18 October 2020   Leave a comment

The German magazine, Spiegel, has run an article that truly surprised me. It details the concerns that many European governments have regarding the outcome of the US national election on 3 November. The fear among some of those governments is that President Trump may prematurely declare victory on the basis of incomplete returns that give him a lead after the polls close. We tend to think of the politics of deciding an election is a purely internal matter, but the Spiegel article suggests ways that foreign governments may interfere with the domestic vote-counting.

“One could imagine a scenario in which Brazilian President Jair Bolsonaro rushes to congratulate the ‘re-elected’ U.S. president on election night, followed by Saudi crown prince Mohammed bin Salman, North Korean dictator Kim Jong Un and maybe even Russian President Vladimir Putin. Soon, though, the first congratulations from Europe might find their way to the White House, from Hungarian Prime Minister Viktor Orbán, for example, or his Polish counterpart Mateusz Morawiecki.

“Should a constitutional crisis in fact develop in the United States following the election, there are widespread concerns in Europe that the EU could once again be deeply divided.”

What I had neglected to remember is that international recognition makes a real difference in the legalities associated with the legitimacy of a government. Generally speaking, states grant international recognition on the basis of an assessment on whether a government effectively controls the population within its established borders. But there are many examples of states granting recognition to governments that fail this essential test. One need only remember the long period between 1949 and 1971 when the US insisted that Taiwan was the legitimate government of China despite the overwhelming evidence that the Communist Party in Beijing was actually the government in control of the population of China. We need to remember that in international law elections constitute only partial evidence that a government should be recognized. There are many dictatorships and monarchies in the world in which elections play no role whatsoever.

Americans should also remember that in the election of 2000, the Supreme Court ordered the election recount in Florida stopped, even though elections are traditionally regarded as state, and not Federal, activities.

“The Supreme Court effectively handed the presidential election to George W. Bush tonight, overturning the Florida Supreme Court and ruling by a vote of 5 to 4 that there could be no further counting of Florida’s disputed presidential votes.

“The ruling came after a long and tense day of waiting at 10 p.m., just two hours before the Dec. 12 ‘safe harbor’ for immunizing a state’s electors from challenge in Congress was to come to an end. The unsigned majority opinion said it was the immediacy of this deadline that made it impossible to come up with a way of counting the votes that could both meet ‘minimal constitutional standards’ and be accomplished within the deadline.

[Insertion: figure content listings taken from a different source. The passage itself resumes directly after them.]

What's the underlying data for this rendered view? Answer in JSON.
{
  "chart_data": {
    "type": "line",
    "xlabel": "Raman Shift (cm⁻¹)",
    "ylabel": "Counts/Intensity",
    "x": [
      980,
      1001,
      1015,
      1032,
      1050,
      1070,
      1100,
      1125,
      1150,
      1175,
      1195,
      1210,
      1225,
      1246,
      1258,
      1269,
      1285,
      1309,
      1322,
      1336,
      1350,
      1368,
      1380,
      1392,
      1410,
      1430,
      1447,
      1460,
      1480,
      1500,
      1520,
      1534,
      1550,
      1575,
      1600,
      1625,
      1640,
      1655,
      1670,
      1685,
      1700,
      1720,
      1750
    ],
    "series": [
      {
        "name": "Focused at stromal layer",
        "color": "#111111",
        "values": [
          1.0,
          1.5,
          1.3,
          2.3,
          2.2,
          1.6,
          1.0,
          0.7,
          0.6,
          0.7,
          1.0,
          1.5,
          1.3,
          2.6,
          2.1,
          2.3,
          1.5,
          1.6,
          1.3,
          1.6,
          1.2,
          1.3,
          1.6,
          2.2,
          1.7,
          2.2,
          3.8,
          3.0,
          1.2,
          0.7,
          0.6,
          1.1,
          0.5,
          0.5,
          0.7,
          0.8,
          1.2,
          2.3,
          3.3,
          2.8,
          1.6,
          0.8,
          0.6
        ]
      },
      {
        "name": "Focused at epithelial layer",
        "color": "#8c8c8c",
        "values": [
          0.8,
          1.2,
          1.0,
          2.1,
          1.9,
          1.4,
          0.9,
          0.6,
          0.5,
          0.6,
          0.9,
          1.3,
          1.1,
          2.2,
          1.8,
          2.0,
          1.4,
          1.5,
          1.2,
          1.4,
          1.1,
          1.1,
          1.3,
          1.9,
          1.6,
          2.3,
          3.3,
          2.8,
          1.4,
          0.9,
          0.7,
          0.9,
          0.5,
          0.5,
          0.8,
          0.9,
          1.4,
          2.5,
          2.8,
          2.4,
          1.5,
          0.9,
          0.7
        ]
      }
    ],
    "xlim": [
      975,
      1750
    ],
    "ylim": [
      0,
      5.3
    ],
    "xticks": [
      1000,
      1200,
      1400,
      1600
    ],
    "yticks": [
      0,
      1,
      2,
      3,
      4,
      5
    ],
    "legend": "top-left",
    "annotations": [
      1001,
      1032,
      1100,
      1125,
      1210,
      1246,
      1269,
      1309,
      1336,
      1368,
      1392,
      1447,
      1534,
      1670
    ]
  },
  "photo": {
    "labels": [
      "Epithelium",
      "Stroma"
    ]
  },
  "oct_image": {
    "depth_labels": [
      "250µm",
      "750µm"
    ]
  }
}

“The five members of the majority were Chief Justice William H. Rehnquist and Justices Sandra Day O’Connor, Antonin Scalia, Anthony M. Kennedy and Clarence Thomas.

“Among the four dissenters, two justices, Stephen G. Breyer and David H. Souter, agreed with the majority that the varying standards in different Florida counties for counting the punch-card ballots presented problems of both due process and equal protection. But unlike the majority, these justices said the answer should be not to shut the recount down, but to extend it until the Dec. 18 date for the meeting of the Electoral College.”

The pressures from international governments who might prematurely recognize President Trump as the victor would only complicate the process of sorting out all the ambiguities of a contested election. And I have no doubts that some leaders, such as Russian President Putin, would hesitate to do everything possible to make the outcome as messy and ambiguous as possible.